MITO DE LOS VOLCANES
Iztaccihuatl, hace ya miles de años, fue la
princesa más parecida a una flor, que de la tribu de los viejos caciques del
Capitán más gentil se enamoró.
El
padre augustamente abrió los labios y dijole al Capitán seductor, que si tomaba
un día la cabeza del cacique enemigo, en su vara y lanzón.
Encontraría preparados, a un mismo tiempo el
festín de su triunfo y el lecho de su amor.
Y Popocatépetl fuese a la guerra con esta
esperanza en el corazón domo la rebeldía de las selvas obstinadas, el motín de
los riscos contra su paso vencedor, La osadía despeñada de los torrentes, y la
acechanza de los pantanos en traición; y contra cientos y cientos de soldados,
años de años gallardamente combatió.
Al fin torno a la tribu, y la cabeza del
Cacique enemigo sangraba en su lanzón.
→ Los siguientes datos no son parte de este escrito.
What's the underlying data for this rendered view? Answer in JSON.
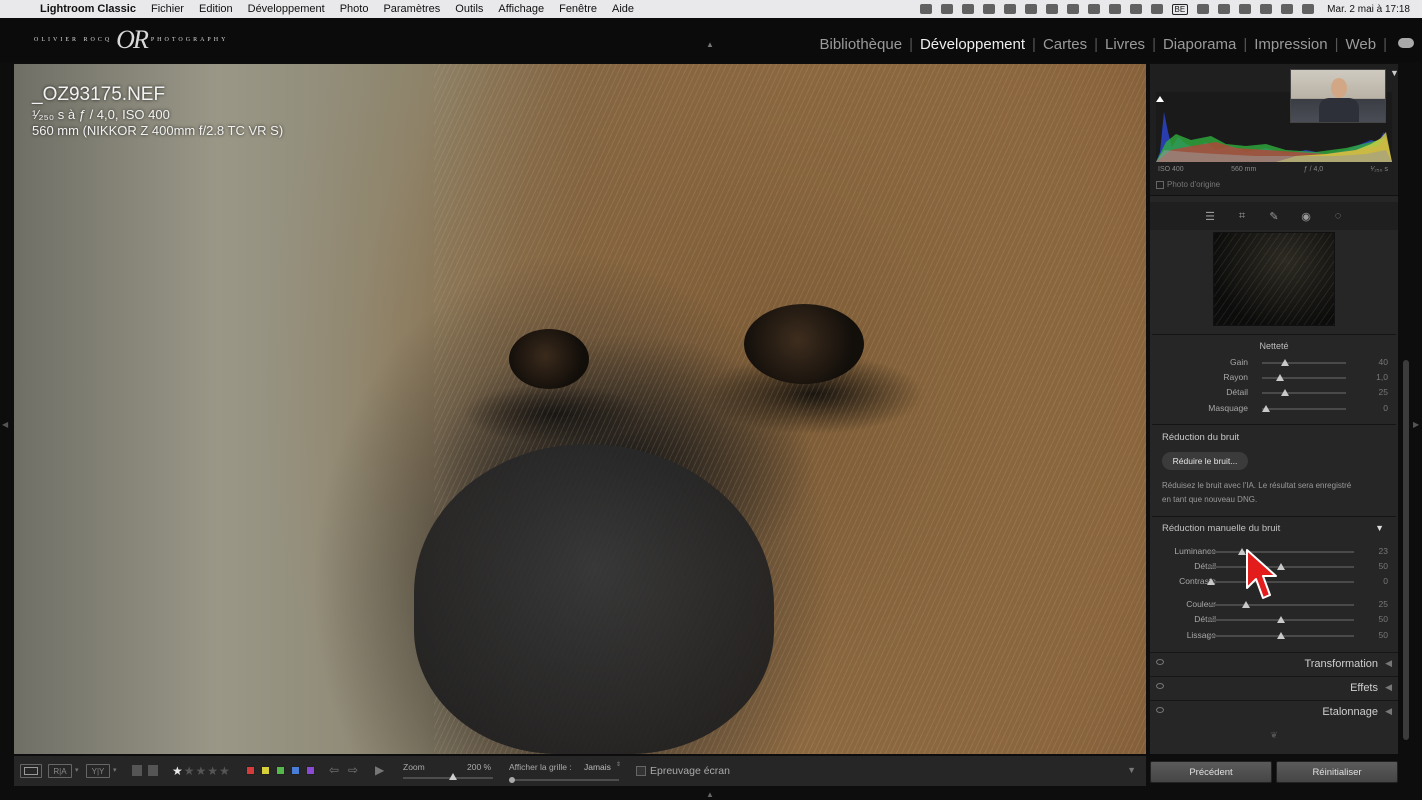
{
  "menubar": {
    "app": "Lightroom Classic",
    "items": [
      "Fichier",
      "Edition",
      "Développement",
      "Photo",
      "Paramètres",
      "Outils",
      "Affichage",
      "Fenêtre",
      "Aide"
    ],
    "status_icons": [
      "vpn-icon",
      "sync-icon",
      "dropbox-icon",
      "camera-icon",
      "screen-icon",
      "list-icon",
      "history-icon",
      "shapes-icon",
      "image-icon",
      "monitor-icon",
      "volume-icon",
      "airplay-icon"
    ],
    "keyboard": "BE",
    "clock": "Mar. 2 mai à 17:18"
  },
  "topbar": {
    "logo_small_left": "OLIVIER ROCQ",
    "logo_letters": "OR",
    "logo_small_right": "PHOTOGRAPHY",
    "modules": [
      "Bibliothèque",
      "Développement",
      "Cartes",
      "Livres",
      "Diaporama",
      "Impression",
      "Web"
    ],
    "active_module": "Développement"
  },
  "image_info": {
    "filename": "_OZ93175.NEF",
    "exposure": "¹⁄₂₅₀ s à ƒ / 4,0, ISO 400",
    "lens": "560 mm (NIKKOR Z 400mm f/2.8 TC VR S)"
  },
  "histogram": {
    "iso": "ISO 400",
    "focal": "560 mm",
    "aperture": "ƒ / 4,0",
    "shutter": "¹⁄₂₅₀ s",
    "original_photo": "Photo d'origine"
  },
  "tools": [
    "sliders-icon",
    "crop-icon",
    "heal-icon",
    "redeye-icon",
    "masking-icon"
  ],
  "sharpening": {
    "title": "Netteté",
    "sliders": [
      {
        "label": "Gain",
        "value": "40",
        "pos": 0.27
      },
      {
        "label": "Rayon",
        "value": "1,0",
        "pos": 0.22
      },
      {
        "label": "Détail",
        "value": "25",
        "pos": 0.27
      },
      {
        "label": "Masquage",
        "value": "0",
        "pos": 0.05
      }
    ]
  },
  "noise_reduction": {
    "title": "Réduction du bruit",
    "button": "Réduire le bruit...",
    "description": "Réduisez le bruit avec l'IA. Le résultat sera enregistré en tant que nouveau DNG.",
    "manual_title": "Réduction manuelle du bruit",
    "sliders_luminance": [
      {
        "label": "Luminance",
        "value": "23",
        "pos": 0.23
      },
      {
        "label": "Détail",
        "value": "50",
        "pos": 0.5
      },
      {
        "label": "Contraste",
        "value": "0",
        "pos": 0.02
      }
    ],
    "sliders_color": [
      {
        "label": "Couleur",
        "value": "25",
        "pos": 0.26
      },
      {
        "label": "Détail",
        "value": "50",
        "pos": 0.5
      },
      {
        "label": "Lissage",
        "value": "50",
        "pos": 0.5
      }
    ]
  },
  "collapsed_panels": [
    "Transformation",
    "Effets",
    "Etalonnage"
  ],
  "bottom_buttons": {
    "previous": "Précédent",
    "reset": "Réinitialiser"
  },
  "toolbar": {
    "view_loupe": "",
    "view_before_after_1": "R|A",
    "view_before_after_2": "Y|Y",
    "rating": 1,
    "rating_max": 5,
    "color_labels": [
      "#d63b3b",
      "#d6cf3b",
      "#54b94a",
      "#4a7dd6",
      "#8a4ad6"
    ],
    "zoom_label": "Zoom",
    "zoom_value": "200 %",
    "zoom_level": 0.55,
    "grid_label": "Afficher la grille :",
    "grid_value": "Jamais",
    "proof_label": "Epreuvage écran"
  }
}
Hallo el festín del triunfo preparado,
pero no así el lecho de su amor; en vez de lecho encontró el túmulo.
En que su novia, dormida bajo el sol esperaba
en su frente el beso póstumo de la boca que nunca en vida la beso Y
Popocatépetl quebró en sus rodillas el haz de las flechas; y, en una sorda voz
conjuro las sombras de sus antepasados contra las crueldades de su impasible
Dios.
Era la vida suya, muy suya, porque contra la
muerte la gano; tenía la riqueza; el poderío; pero no tenía el amor...
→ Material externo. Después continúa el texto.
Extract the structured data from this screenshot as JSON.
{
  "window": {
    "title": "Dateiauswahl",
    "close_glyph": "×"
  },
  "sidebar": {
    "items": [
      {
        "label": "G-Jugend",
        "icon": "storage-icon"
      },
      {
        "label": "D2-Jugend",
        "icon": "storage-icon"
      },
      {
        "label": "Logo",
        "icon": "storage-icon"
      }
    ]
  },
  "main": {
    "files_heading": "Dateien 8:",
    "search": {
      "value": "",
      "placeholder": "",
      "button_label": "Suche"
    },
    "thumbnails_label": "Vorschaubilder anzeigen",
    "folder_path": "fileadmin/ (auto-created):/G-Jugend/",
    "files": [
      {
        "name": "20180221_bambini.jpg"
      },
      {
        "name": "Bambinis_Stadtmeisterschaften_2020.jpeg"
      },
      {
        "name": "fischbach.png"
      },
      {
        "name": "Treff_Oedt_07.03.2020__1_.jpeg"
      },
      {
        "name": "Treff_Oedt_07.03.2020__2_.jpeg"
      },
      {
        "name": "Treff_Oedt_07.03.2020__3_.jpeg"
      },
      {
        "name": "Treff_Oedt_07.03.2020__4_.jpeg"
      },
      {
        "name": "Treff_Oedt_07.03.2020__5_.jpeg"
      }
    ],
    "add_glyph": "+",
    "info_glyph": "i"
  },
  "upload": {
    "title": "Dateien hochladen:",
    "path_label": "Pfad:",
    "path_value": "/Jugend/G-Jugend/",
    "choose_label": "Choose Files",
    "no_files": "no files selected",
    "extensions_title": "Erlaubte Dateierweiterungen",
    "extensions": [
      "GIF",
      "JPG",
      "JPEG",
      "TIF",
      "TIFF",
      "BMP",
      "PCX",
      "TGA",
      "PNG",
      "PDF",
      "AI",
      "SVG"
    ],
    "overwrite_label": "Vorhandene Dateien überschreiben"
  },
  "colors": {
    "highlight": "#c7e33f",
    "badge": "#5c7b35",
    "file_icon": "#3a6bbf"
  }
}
Entonces, hizo que veinte mil esclavos alzaran un gran túmulo ante el sol:
amontono diez cumbres en una escalinata como de alucinación; Tomo en sus brazos
a la mujer amada, y él mismo sobre el túmulo la coloco; luego, encendió una
antorcha, Y, para siempre, quedo en pie Alumbrando el sarcófago de su dolor.
Duerme en paz, Iztaccihuatl; nunca los
tiempos borraran los perfiles de tu casta expresión. Vela en paz, Popocatépetl;
nunca los huracanes apagaran tu antorcha eterna de amor.